We now make a time series plot and the predicted values that only show observations #3600- #3650 and the 30 forecasted values.

plot(3600:3650, day.temp[3600:3650], type="l", xlim=c(3600,3650), ylim=c(-10,30),
     xlab = "observation sequence",
     ylab = "Daily Low Temperature counts",
     main = "Monthly counts and forecasting")
points(3600:3650, day.temp[3600:3650],pch=20)
##
points(3621:3650, pred.mv, pch=15, col = "red")
points(3621:3650, pred.naive, pch=16, col = "blue")
points(3621:3650, pred.rwf, pch=18, col = "navy")
points(3621:3650, pred.snaive, pch=17, col = "purple")
##
lines(3621:3650, pred.mv, lty=2, col = "red")
lines(3621:3650, pred.snaive, lty=2, col = "purple")
lines(3621:3650, pred.naive, lty=2, col = "blue")
lines(3621:3650, pred.rwf, lty=2, col = "navy")
## 
legend("topright", c("moving avergae", "naive", "drift", "seasonal naive"),
       col=c("red", "blue", "navy", "purple"), pch=15:18, lty=rep(2,4),
       bty="n", cex = 0.8)

Based off of this graph, we can see the moving average method worked best.

4 Accuracy Metrics

We can test this using the mean absolute prediction error (MAPE) to compare the performance of the four forecasting methods.

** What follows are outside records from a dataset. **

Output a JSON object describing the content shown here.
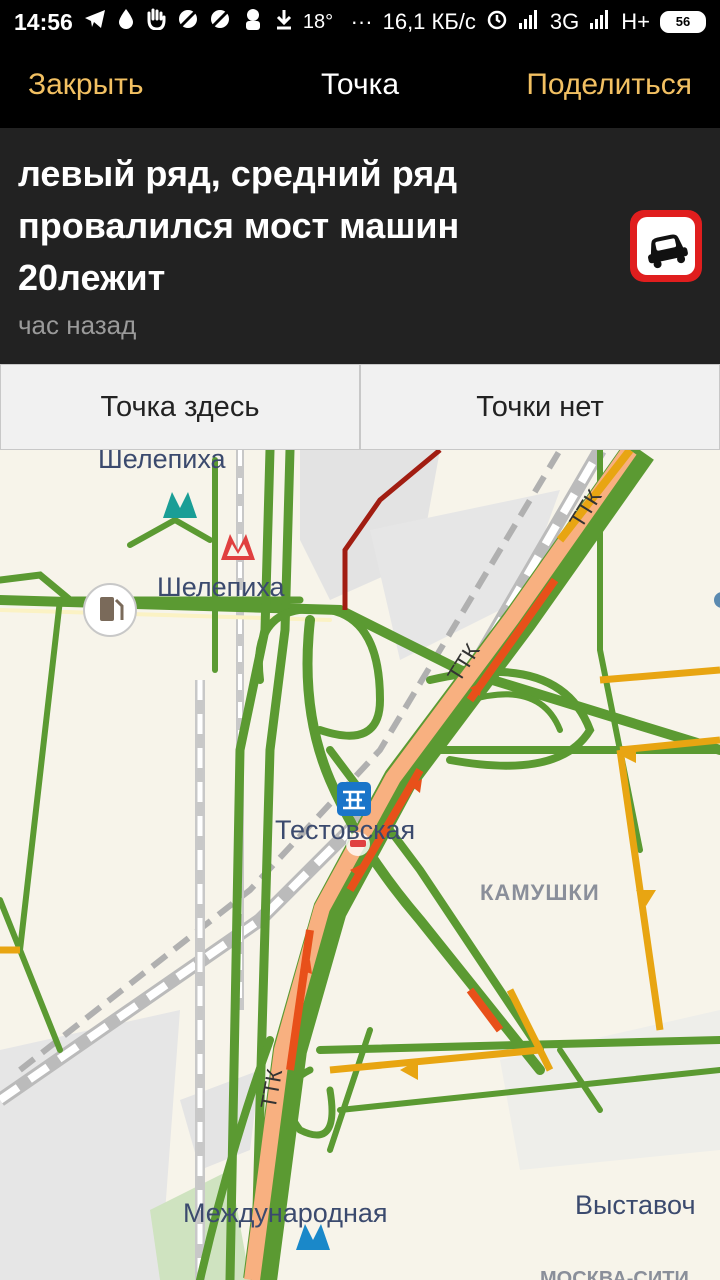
{
  "status_bar": {
    "time": "14:56",
    "temperature": "18°",
    "dots": "···",
    "speed": "16,1 КБ/с",
    "network1": "3G",
    "network2": "H+",
    "battery": "56"
  },
  "app_bar": {
    "close_label": "Закрыть",
    "title": "Точка",
    "share_label": "Поделиться"
  },
  "event": {
    "text": "левый ряд, средний ряд провалился мост машин 20лежит",
    "time_ago": "час назад"
  },
  "actions": {
    "here_label": "Точка здесь",
    "not_here_label": "Точки нет"
  },
  "map": {
    "labels": {
      "shelepikha_top": "Шелепиха",
      "shelepikha": "Шелепиха",
      "testovskaya": "Тестовская",
      "kamushki": "КАМУШКИ",
      "mezhdunarodnaya": "Международная",
      "vystavochnaya": "Выставоч",
      "moskva_city": "МОСКВА-СИТИ",
      "ttk_1": "ТТК",
      "ttk_2": "ТТК",
      "ttk_3": "ТТК"
    }
  },
  "colors": {
    "accent": "#f2c062",
    "traffic_green": "#5b9a32",
    "traffic_orange": "#e8a512",
    "traffic_red": "#e8501a",
    "accident_red": "#e01e1e"
  }
}
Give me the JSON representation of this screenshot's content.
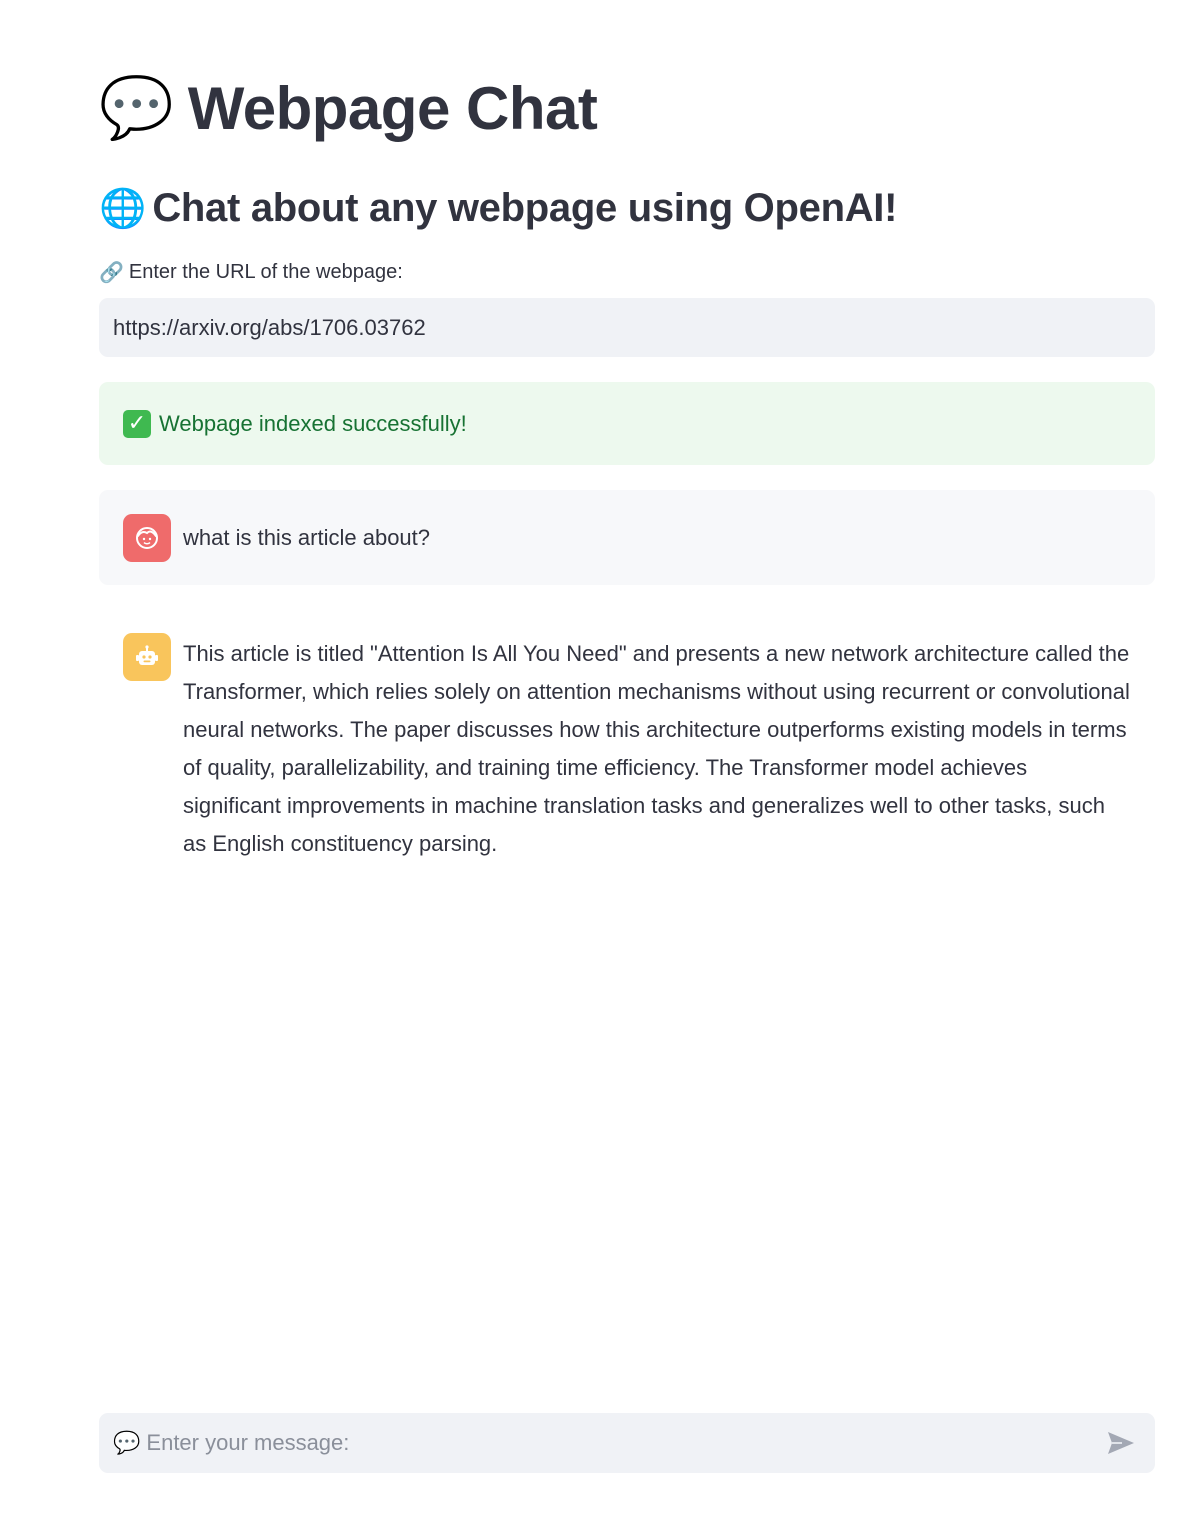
{
  "header": {
    "title_emoji": "💬",
    "title": "Webpage Chat",
    "subtitle_emoji": "🌐",
    "subtitle": "Chat about any webpage using OpenAI!"
  },
  "url_field": {
    "label_emoji": "🔗",
    "label": "Enter the URL of the webpage:",
    "value": "https://arxiv.org/abs/1706.03762"
  },
  "status": {
    "icon": "✓",
    "message": "Webpage indexed successfully!"
  },
  "messages": [
    {
      "role": "user",
      "avatar_icon": "user-face-icon",
      "text": "what is this article about?"
    },
    {
      "role": "assistant",
      "avatar_icon": "robot-icon",
      "text": "This article is titled \"Attention Is All You Need\" and presents a new network architecture called the Transformer, which relies solely on attention mechanisms without using recurrent or convolutional neural networks. The paper discusses how this architecture outperforms existing models in terms of quality, parallelizability, and training time efficiency. The Transformer model achieves significant improvements in machine translation tasks and generalizes well to other tasks, such as English constituency parsing."
    }
  ],
  "chat_input": {
    "emoji": "💬",
    "placeholder": "Enter your message:"
  },
  "colors": {
    "success_bg": "#edf9ee",
    "success_text": "#177233",
    "user_avatar": "#ef6b6b",
    "bot_avatar": "#f9c55c",
    "input_bg": "#f0f2f6"
  }
}
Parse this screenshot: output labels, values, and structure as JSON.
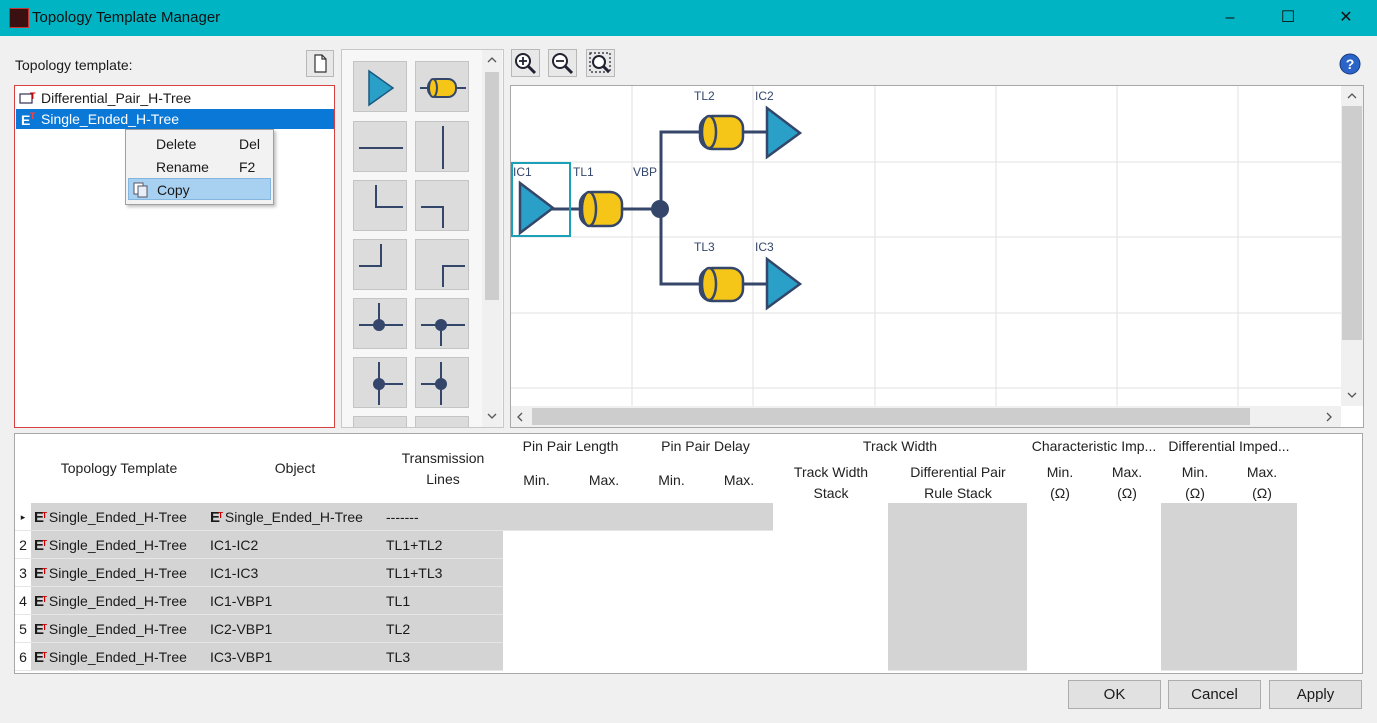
{
  "window": {
    "title": "Topology Template Manager",
    "controls": {
      "minimize": "–",
      "maximize": "☐",
      "close": "✕"
    }
  },
  "left": {
    "label": "Topology template:",
    "templates": [
      {
        "name": "Differential_Pair_H-Tree",
        "selected": false
      },
      {
        "name": "Single_Ended_H-Tree",
        "selected": true
      }
    ]
  },
  "context_menu": {
    "items": [
      {
        "label": "Delete",
        "shortcut": "Del",
        "highlighted": false
      },
      {
        "label": "Rename",
        "shortcut": "F2",
        "highlighted": false
      },
      {
        "label": "Copy",
        "shortcut": "",
        "highlighted": true
      }
    ]
  },
  "diagram": {
    "labels": {
      "ic1": "IC1",
      "tl1": "TL1",
      "vbp": "VBP",
      "tl2": "TL2",
      "ic2": "IC2",
      "tl3": "TL3",
      "ic3": "IC3"
    }
  },
  "table": {
    "headers": {
      "topology_template": "Topology Template",
      "object": "Object",
      "transmission_lines": "Transmission Lines",
      "pin_pair_length": "Pin Pair Length",
      "pin_pair_delay": "Pin Pair Delay",
      "track_width": "Track Width",
      "characteristic_imp": "Characteristic Imp...",
      "differential_imped": "Differential Imped...",
      "min": "Min.",
      "max": "Max.",
      "min_ohm": "Min. (Ω)",
      "max_ohm": "Max. (Ω)",
      "track_width_stack": "Track Width Stack",
      "differential_pair_rule_stack": "Differential Pair Rule Stack"
    },
    "rows": [
      {
        "index": "",
        "template": "Single_Ended_H-Tree",
        "object": "Single_Ended_H-Tree",
        "lines": "-------",
        "object_icon": true
      },
      {
        "index": "2",
        "template": "Single_Ended_H-Tree",
        "object": "IC1-IC2",
        "lines": "TL1+TL2",
        "object_icon": false
      },
      {
        "index": "3",
        "template": "Single_Ended_H-Tree",
        "object": "IC1-IC3",
        "lines": "TL1+TL3",
        "object_icon": false
      },
      {
        "index": "4",
        "template": "Single_Ended_H-Tree",
        "object": "IC1-VBP1",
        "lines": "TL1",
        "object_icon": false
      },
      {
        "index": "5",
        "template": "Single_Ended_H-Tree",
        "object": "IC2-VBP1",
        "lines": "TL2",
        "object_icon": false
      },
      {
        "index": "6",
        "template": "Single_Ended_H-Tree",
        "object": "IC3-VBP1",
        "lines": "TL3",
        "object_icon": false
      }
    ]
  },
  "buttons": {
    "ok": "OK",
    "cancel": "Cancel",
    "apply": "Apply"
  },
  "icons": {
    "new": "new-template-icon",
    "zoom_in": "zoom-in-icon",
    "zoom_out": "zoom-out-icon",
    "zoom_fit": "zoom-fit-icon",
    "help": "help-icon"
  },
  "colors": {
    "titlebar": "#00b4c3",
    "selection": "#0a78d7",
    "ic_fill": "#2aa0c8",
    "tl_fill": "#f5c518",
    "wire": "#34466a"
  }
}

accuracy.table = cbind(MAPE = MAPE, MAD = MAD, MSE = MSE)
row.names(accuracy.table) = c("Moving Average", "Naive", "Seasonal Naive", "Drift")
kable(accuracy.table, caption ="Overall performance of the four forecasting methods")
Overall performance of the four forecasting methods
MAPE MAD MSE
Moving Average 21.17789 99.78308 16.663487
Naive 12.49265 58.70000 7.917667
Seasonal Naive 20.51542 86.80000 12.482000
Drift 12.58712 59.16573 7.968845

Because the MAPE value for moving average is higher than all other forecasting methods, this confirms that the moving average method works best.